First, check if there is a write hotspot in the corresponding table.
Then check the JDBC connection.
Are useServerPrepStmts and cachePrepStmts set to true?
Note that prepStmtCacheSqlLimit and prepStmtCacheSize should also be set larger, otherwise just setting the above two values to true won’t be effective.
Are you using batch? If not, use it.
If you are using it, remember to set rewriteBatchedStatements = true.

| username: TiDBer_y9IRzLWc | Original post link

I need to check the code for this. I just got here and don’t know how it’s configured in the code.

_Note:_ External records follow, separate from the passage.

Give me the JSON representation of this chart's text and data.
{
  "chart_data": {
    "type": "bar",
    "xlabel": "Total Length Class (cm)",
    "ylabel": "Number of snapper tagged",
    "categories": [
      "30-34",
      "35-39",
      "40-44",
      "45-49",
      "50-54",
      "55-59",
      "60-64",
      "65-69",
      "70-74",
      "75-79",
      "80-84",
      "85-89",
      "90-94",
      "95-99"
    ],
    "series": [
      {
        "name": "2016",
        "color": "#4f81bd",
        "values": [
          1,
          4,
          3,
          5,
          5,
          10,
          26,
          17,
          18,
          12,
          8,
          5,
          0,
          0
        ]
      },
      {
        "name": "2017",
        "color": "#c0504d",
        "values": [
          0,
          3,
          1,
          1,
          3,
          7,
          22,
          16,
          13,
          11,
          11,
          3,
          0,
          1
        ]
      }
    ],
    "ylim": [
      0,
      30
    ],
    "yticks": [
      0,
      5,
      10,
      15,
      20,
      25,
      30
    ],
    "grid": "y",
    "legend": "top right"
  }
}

| username: hey-hoho | Original post link

Check the Dashboard to see which stage is causing the slowness.

| username: Jellybean | Original post link

First, identify the cause of the slowness, and then develop targeted optimization plans based on the cause.

Currently, it is unclear where the slowness is occurring, and the optimization measures suggested by others may not necessarily be suitable for your business scenario.

| username: redgame | Original post link

You can try changing to single inserts. Sometimes, changing batch insert SQL to single inserts can reduce transaction lock time and improve concurrent performance.

| username: Kongdom | Original post link

I simply have a question: it’s normal for batch inserts to be slow SQL. Is it the slow insertion that’s affecting usage, or is there a requirement to shorten the insertion time?

Also, I feel that “REPLACE INTO” has performance issues. Why not use “INSERT INTO” directly?

| username: TiDBer_y9IRzLWc | Original post link

Mainly for deduplicating data.

| username: zhaokede | Original post link

You can separate the data writing and deduplication into two steps.

| username: TiDBer_y9IRzLWc | Original post link

Do you mean to insert all the data first, then use another service to deduplicate? Or deduplicate after all the data has been inserted?

| username: TiDBer_y9IRzLWc | Original post link

The main slowdown is due to the table locking and the long transaction time during the batch insertion with “replace into”.

| username: Kongdom | Original post link

I understand it’s for deduplication. What I mean is why there is duplicate data in the first place, and whether it is possible to filter out duplicate data before insertion. Pushing all the data to the database just shifts the performance bottleneck and doesn’t solve the actual problem.

| username: system | Original post link

This topic was automatically closed 60 days after the last reply. New replies are no longer allowed.